Roles and RolesBindings are always used in a defined namespace, meaning that the permissions can only be granted for the resources that are in the same namespace as the Roles and the RoleBindings themselves compared to the ClusterRoles and ClusterRoleBindings that are used to grant permissions to cluster-wide resources such as nodes.
Let's perform the following steps to create an example Role and RoleBinding in our cluster:
- First, create a namespace where we will create the Role and RoleBinding. In our example, the namespace is secureapp:
$ kubectl create ns secureapp
- Create a role using the following rules. This role basically allows all operations to be performed on deployments, replica sets, and pods for the deployer role in the secureapp namespace we created in Step 1. Note that any permissions that are granted are only additive and there are no deny rules:
$ cat <<EOF | kubectl apply -f -
apiVersion: rbac.authorization.k8s.io/v1
kind: Role
metadata:
namespace: secureapp
name: deployer
rules:
- apiGroups: ["", "extensions", "apps"]
resources: ["deployments", "replicasets", "pods"]
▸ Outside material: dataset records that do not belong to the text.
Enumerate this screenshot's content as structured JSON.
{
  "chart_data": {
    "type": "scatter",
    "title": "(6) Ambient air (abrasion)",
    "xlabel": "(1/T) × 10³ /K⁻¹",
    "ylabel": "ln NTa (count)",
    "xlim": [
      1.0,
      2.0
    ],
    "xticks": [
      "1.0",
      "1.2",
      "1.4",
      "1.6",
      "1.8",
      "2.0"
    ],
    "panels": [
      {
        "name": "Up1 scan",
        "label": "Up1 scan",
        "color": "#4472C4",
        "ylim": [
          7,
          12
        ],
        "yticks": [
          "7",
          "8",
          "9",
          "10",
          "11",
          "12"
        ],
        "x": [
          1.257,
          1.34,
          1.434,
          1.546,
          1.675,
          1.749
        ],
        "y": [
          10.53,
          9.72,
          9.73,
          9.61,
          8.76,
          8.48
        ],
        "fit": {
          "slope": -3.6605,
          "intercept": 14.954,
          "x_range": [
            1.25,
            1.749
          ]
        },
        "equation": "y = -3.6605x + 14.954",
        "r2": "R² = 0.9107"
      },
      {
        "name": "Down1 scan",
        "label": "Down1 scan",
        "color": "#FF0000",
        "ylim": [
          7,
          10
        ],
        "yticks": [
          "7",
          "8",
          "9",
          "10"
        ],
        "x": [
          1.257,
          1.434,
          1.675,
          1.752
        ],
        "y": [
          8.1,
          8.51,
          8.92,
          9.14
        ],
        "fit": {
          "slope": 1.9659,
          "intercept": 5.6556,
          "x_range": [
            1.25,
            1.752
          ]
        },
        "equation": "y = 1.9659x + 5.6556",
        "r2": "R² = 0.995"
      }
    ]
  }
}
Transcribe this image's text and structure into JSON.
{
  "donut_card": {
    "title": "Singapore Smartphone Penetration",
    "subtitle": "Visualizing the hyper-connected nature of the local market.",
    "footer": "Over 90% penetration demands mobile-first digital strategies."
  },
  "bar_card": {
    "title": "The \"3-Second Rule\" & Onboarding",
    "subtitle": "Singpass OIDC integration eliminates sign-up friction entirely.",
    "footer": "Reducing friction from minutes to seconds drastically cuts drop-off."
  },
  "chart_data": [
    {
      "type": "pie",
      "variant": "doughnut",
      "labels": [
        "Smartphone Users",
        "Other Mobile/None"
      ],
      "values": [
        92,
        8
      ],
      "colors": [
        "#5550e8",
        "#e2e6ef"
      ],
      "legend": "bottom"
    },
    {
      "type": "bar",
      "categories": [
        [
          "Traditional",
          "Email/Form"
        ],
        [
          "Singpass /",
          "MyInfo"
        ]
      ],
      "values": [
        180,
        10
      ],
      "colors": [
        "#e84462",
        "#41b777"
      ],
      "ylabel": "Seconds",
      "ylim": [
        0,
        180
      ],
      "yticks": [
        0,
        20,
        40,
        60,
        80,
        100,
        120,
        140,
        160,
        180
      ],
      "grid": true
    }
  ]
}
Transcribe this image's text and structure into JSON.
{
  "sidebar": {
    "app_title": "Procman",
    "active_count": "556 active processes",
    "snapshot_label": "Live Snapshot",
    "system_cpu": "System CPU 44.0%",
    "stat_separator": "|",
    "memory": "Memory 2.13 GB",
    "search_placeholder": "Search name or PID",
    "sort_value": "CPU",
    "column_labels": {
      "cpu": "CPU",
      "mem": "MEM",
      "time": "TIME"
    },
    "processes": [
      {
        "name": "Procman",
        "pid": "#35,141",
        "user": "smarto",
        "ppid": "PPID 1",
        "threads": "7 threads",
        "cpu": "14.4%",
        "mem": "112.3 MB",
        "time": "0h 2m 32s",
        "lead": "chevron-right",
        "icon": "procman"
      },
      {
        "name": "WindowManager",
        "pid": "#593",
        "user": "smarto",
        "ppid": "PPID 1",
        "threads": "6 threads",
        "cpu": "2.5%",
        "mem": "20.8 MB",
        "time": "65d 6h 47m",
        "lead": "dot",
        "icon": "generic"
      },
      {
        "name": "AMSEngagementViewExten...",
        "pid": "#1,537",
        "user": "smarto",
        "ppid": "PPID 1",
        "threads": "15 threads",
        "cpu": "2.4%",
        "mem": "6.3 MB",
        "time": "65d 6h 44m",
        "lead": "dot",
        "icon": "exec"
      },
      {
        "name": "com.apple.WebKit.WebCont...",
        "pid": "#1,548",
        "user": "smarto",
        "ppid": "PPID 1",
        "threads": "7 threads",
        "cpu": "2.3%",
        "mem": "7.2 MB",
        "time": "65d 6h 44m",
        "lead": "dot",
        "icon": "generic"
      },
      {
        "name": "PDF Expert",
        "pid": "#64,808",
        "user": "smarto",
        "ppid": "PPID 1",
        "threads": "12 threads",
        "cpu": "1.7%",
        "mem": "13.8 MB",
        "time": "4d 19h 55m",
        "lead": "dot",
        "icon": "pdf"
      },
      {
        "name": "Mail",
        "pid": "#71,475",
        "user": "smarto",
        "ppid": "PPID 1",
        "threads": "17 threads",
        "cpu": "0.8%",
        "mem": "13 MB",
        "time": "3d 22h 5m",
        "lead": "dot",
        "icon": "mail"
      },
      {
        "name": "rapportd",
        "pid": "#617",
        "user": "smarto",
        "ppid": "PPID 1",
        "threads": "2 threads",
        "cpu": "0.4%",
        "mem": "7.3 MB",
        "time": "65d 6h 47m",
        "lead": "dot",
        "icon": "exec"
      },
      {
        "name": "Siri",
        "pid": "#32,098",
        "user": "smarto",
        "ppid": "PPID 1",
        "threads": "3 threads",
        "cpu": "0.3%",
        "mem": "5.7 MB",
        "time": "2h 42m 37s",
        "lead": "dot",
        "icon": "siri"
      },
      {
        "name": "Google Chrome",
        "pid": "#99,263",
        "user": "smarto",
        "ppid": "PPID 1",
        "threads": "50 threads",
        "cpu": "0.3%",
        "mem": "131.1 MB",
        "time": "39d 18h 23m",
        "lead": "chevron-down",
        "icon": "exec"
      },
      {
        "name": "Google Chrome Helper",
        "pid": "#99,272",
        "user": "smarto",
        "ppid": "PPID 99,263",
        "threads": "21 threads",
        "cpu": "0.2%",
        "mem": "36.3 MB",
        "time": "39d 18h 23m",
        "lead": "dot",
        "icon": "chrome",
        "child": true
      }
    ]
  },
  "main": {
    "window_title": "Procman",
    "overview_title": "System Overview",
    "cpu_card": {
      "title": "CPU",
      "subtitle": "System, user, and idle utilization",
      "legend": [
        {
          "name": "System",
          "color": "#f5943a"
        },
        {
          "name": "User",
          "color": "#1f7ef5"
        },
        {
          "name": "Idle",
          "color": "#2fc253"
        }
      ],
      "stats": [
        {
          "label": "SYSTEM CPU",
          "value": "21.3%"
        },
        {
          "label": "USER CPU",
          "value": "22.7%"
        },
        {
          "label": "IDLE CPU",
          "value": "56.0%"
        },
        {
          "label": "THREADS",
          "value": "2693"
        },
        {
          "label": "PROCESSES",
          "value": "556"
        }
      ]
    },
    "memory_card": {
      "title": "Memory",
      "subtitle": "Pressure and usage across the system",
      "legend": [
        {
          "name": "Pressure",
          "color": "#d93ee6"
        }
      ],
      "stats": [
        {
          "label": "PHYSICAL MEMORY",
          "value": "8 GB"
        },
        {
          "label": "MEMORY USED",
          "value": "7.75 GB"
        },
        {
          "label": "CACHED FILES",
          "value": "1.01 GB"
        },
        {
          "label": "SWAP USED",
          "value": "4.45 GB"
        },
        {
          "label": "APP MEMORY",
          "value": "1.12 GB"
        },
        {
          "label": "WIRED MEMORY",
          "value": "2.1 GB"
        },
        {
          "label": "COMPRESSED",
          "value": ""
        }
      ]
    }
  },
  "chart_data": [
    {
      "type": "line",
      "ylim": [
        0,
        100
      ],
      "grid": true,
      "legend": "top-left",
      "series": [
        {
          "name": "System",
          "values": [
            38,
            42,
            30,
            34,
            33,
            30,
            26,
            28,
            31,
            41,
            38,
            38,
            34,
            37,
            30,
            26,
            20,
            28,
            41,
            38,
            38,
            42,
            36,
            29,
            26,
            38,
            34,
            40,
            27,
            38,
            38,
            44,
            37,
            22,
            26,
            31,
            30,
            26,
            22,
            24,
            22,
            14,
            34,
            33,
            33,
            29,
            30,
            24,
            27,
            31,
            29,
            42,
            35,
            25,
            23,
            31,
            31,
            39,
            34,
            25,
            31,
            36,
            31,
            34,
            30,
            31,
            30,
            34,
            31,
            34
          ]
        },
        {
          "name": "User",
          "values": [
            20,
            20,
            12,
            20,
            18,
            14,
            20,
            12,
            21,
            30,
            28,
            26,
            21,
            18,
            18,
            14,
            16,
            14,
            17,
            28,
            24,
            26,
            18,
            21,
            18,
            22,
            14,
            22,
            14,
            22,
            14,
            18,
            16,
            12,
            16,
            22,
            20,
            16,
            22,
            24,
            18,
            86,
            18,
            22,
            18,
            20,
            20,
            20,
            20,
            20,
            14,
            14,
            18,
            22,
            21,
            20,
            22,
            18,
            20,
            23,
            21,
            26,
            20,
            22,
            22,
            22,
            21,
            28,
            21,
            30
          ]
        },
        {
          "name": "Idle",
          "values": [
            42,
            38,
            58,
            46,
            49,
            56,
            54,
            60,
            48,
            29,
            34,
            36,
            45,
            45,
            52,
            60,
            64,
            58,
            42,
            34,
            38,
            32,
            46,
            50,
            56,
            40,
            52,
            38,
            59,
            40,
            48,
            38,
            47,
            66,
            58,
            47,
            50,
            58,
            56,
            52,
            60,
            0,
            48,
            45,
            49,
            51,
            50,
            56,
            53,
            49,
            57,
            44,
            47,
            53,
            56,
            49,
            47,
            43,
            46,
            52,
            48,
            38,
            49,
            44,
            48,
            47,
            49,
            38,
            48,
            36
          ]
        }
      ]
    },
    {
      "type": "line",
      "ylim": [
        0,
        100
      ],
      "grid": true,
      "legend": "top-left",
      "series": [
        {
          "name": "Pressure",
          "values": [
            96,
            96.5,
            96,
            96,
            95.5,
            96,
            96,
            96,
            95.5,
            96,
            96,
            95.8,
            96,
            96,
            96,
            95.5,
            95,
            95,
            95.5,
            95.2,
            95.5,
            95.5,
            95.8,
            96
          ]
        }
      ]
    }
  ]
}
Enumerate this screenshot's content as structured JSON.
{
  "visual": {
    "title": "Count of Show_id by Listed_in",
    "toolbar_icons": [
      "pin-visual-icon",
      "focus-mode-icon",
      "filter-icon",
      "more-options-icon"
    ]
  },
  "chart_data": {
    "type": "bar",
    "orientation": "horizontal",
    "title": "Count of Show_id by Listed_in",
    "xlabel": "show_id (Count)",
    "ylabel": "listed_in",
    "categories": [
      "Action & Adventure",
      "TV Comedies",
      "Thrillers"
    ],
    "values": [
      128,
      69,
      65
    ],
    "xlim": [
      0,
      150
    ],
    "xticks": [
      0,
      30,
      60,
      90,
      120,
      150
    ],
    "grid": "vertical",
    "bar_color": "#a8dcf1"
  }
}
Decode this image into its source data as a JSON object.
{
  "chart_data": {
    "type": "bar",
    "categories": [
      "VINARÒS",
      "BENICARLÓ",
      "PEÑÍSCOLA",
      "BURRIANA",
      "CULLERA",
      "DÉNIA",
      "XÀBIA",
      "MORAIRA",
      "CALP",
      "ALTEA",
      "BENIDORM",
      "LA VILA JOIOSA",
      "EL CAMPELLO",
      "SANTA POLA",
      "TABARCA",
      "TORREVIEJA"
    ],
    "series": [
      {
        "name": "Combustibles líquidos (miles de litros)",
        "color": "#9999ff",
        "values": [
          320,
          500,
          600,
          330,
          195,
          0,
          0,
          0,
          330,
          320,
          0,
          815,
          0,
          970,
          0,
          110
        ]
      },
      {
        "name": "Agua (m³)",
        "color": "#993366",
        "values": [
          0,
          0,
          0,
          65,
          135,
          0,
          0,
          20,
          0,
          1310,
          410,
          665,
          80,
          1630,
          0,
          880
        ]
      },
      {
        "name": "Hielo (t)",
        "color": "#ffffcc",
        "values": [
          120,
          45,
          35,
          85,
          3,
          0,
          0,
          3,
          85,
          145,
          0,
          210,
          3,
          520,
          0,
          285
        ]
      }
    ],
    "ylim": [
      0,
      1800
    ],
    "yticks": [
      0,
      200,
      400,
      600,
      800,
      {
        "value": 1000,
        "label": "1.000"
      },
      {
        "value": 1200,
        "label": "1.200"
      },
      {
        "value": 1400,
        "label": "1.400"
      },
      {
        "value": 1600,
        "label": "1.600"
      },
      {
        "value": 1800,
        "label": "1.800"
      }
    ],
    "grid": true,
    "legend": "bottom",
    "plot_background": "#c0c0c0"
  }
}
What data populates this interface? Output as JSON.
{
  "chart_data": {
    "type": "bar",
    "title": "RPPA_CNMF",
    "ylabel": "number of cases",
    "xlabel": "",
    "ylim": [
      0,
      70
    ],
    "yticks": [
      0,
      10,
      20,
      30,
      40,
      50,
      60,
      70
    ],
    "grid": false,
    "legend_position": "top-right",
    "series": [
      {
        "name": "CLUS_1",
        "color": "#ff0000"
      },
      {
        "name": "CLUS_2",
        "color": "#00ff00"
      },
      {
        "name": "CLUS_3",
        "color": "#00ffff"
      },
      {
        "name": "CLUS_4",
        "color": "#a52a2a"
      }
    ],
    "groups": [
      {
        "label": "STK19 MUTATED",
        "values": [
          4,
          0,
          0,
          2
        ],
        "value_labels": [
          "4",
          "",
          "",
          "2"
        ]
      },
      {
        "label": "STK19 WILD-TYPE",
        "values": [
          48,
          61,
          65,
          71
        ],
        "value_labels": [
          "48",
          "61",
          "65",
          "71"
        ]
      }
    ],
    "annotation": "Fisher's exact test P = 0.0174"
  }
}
verbs: ["get", "list", "watch", "create", "update", "patch", "delete"]
EOF
- Create a RoleBinding using the deployer role and for the username john.geek in the secureapp namespace. We're doing this since a RoleBinding can only reference a Role that exists in the same namespace:
$ cat <<EOF | kubectl apply -f -
kind: RoleBinding
apiVersion: rbac.authorization.k8s.io/v1
metadata:
name: deployer-binding
namespace: secureapp
subjects:
- kind: User
name: john.geek
apiGroup: ""
roleRef:
kind: Role
name: deployer
apiGroup: ""
EOF
With that, you've learned how to create a new Role and grant permissions to a user using RoleBindings.